Sistem Keuangan Non Tunai Pemprov DKI Raih INAGARA Award

Sistem Keuangan Non Cash DKI Raih INAGARA Award

(Foto : Budhi Firmansyah Surapati / Beritajakarta.id)

Inovasi sistem manajemen keuangan berbasis non cash atau non tunai yang diterapkan Pemerintah Provinsi (Pemprov) DKI Jakarta, meraih penghargaan INAGARA AWARD (Inovasi Administrasi Negara) dari Lembaga Administrasi Negara (LAN). 

Penghargaan diberikan secara langsung oleh Menteri Pendayagunaan Aparatur Negara dan Reformasi Birokrasi (Menpan RB) Asman Abnur kepada mantan Kepala Badan Pengelola Keuangan Daerah (BPKD) Pemprov DKI Jakarta, Heru Budi Hartono.

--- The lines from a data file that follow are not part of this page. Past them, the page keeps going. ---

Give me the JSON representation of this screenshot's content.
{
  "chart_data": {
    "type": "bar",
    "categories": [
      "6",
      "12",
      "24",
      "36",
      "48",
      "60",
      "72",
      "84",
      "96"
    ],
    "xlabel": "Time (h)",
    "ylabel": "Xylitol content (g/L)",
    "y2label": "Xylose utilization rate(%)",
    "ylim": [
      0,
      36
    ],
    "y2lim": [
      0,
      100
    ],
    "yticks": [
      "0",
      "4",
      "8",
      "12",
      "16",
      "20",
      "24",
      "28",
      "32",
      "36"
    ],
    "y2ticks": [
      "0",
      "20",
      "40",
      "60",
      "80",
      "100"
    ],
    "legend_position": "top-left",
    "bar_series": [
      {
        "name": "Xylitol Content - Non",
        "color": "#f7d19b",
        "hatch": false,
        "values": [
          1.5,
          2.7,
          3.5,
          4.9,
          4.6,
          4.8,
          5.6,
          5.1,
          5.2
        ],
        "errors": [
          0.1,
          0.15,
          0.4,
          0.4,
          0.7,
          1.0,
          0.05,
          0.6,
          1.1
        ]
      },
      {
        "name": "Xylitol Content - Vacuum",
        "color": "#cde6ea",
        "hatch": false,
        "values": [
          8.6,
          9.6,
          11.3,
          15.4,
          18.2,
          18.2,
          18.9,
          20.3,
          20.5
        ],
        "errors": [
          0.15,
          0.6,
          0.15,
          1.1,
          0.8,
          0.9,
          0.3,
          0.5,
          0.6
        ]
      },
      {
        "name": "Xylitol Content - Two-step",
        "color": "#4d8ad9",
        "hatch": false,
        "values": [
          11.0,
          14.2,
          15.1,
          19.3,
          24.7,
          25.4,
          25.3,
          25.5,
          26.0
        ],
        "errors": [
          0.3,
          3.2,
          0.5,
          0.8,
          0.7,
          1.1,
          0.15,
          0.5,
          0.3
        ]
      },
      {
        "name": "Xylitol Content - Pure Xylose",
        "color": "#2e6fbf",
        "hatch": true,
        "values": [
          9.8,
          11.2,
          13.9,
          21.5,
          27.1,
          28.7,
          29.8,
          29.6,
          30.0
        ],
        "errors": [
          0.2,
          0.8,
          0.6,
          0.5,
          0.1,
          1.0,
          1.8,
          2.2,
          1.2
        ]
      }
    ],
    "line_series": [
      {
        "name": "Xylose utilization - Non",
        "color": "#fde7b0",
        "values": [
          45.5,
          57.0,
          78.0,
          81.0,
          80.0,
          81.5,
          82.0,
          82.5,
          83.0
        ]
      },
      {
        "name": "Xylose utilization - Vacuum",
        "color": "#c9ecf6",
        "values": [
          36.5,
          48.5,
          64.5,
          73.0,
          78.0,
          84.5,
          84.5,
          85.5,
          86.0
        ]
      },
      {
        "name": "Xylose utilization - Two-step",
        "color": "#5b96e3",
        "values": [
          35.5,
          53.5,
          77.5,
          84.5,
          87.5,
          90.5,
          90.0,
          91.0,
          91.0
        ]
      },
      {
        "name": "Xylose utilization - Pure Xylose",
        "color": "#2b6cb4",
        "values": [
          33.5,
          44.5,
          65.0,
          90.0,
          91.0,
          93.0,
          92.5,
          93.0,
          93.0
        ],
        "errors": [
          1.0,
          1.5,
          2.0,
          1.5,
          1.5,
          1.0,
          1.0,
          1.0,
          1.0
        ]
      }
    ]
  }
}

LAN menobatkan Heru sebagai pemimpin inovatif yang berhasil melakukan peningkatan akuntabilitas pengelolaan keuangan Pemprov DKI Jakarta, melalui implementasi transaksi non tunai. Penerapan sistem non cash dinilai mampu menciptakan pengelolaan keuangan yang transparan, efektif, efisien dan akuntabel.

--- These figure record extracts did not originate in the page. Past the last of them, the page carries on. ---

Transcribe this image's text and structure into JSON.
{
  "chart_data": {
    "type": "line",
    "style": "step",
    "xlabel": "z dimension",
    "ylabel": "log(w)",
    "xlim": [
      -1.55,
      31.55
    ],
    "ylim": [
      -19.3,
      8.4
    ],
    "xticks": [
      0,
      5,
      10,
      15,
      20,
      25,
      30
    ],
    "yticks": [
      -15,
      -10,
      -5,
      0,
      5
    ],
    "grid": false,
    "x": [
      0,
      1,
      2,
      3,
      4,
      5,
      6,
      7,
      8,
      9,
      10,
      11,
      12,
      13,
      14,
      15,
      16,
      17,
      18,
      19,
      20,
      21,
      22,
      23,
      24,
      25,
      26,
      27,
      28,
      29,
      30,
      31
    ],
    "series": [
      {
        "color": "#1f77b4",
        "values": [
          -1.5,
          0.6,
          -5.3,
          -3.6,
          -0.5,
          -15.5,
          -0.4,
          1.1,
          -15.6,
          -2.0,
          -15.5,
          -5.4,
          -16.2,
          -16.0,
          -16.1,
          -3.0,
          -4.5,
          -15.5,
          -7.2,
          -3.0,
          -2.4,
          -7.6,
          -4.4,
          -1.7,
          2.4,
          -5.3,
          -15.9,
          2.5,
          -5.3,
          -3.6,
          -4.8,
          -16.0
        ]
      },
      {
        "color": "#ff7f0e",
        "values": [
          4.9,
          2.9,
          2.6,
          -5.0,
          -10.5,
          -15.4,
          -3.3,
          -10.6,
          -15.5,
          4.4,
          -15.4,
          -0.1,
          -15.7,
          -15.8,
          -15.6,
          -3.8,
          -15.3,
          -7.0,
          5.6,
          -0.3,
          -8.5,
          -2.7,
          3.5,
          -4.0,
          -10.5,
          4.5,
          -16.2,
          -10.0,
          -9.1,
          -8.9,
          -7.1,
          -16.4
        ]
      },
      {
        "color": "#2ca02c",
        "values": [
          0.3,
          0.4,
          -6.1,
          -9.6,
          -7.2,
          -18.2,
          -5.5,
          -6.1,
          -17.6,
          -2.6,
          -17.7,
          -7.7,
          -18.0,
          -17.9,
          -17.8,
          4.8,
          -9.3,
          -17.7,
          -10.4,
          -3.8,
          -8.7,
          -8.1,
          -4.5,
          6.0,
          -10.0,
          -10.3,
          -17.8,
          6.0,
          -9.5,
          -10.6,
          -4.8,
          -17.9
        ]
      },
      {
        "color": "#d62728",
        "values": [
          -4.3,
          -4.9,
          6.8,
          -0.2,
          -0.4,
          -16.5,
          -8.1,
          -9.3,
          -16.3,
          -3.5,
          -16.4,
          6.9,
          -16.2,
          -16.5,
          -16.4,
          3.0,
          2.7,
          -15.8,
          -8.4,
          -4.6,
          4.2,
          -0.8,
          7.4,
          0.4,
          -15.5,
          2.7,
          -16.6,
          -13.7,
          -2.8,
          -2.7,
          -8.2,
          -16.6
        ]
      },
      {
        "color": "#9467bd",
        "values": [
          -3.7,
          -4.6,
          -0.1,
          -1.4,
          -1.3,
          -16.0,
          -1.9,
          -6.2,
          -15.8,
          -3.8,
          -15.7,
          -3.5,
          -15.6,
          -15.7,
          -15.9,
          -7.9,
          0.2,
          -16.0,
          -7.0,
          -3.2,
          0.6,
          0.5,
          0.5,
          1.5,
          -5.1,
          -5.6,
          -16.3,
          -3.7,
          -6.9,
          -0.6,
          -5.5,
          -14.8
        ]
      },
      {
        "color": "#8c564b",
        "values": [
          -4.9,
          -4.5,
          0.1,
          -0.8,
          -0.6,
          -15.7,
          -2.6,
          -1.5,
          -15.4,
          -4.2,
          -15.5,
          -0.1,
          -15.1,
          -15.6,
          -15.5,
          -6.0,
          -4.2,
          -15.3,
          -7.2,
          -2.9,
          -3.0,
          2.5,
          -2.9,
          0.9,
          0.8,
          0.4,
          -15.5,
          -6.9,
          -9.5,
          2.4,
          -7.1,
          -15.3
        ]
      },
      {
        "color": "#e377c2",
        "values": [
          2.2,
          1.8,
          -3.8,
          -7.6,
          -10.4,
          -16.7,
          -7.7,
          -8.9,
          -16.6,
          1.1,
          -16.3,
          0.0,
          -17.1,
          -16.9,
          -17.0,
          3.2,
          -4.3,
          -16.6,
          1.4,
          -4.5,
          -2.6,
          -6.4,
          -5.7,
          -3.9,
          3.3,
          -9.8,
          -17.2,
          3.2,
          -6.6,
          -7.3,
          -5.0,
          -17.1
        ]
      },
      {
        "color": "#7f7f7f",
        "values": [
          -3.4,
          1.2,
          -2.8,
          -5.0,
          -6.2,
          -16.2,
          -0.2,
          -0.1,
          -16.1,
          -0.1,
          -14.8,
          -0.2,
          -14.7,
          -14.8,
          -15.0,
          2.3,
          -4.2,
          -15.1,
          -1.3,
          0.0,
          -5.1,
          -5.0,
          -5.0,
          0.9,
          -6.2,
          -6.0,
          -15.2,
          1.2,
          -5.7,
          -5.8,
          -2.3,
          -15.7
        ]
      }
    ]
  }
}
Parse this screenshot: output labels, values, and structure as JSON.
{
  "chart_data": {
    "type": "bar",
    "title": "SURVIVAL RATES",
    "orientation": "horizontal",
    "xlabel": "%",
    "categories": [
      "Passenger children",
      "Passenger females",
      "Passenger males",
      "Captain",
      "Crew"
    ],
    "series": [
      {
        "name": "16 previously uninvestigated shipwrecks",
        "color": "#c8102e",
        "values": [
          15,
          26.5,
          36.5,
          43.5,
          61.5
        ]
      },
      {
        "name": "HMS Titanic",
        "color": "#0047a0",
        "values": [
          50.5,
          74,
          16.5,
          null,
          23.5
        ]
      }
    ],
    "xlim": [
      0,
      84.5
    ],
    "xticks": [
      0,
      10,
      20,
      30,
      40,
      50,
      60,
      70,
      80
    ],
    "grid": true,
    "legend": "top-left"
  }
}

"Sekarang saya sudah berkarya di Sekretariat Negara," ujar Heru, usai menerima penghargaan, Senin (7/8).

Dijelaskan Heru,selain meningkatkan efisiensi, penerapan sistem non cash juga mengurangi beban kerja pengelolaan keuangan di DKI. 

Dia mengungkapkan, penerapan transaksi non tunai meliputi penerimaan daerah dan belanja daerah yang pelaksanaannya bekerja sama dengan Bank DKI dan 12 bank umum nasional lainnya. 

Transaksi penerimaan daerah berupa pajak dan retribusi serta pendapatan asli daerah lainnya, sambung Heru, dilakukan dengan mengganti loket-loket penerimaan dengan fasilitas perbankan sehingga memudahkan masyarakat untuk melakukan pembayaran.

Untuk transaksi belanja daerah berupa subsidi, belanja pembangunan dan belanja rutin, Pemprov DKI Jakarta menerapkan kebijakan pemindahbukuan secara langsung ke rekening pihak ketiga melalui Cash Management System (CMS) Bank DKI sehingga seluruh transaksi dapat ditelusuri. 

Selain itu, kata Heru, melalui CMS Satuan Kerja Perangkat Daerah dan Unit Kerja Perangkat Daerah (SKPD/UKPD) bisa melihat sisa anggaran kegiatan akhir tahun, selanjutnya melakukan pemindahbukuan sisa anggaran ke rekening kas daerah. Sehingga, BPKD dapat langsung  memonitoring dana yang telah masuk ke rekening kas daerah secara real time dan online.

"Akhir Desember 2016 kita sudah menyelesaikan tutup buku pada pukul 19.15. Padahal, pada tahun-tahun sebelumnya proses ini bisa sampai tengah malam. Dengan sistem non cash beban pekerjaan bisa berkurang," tandasnya.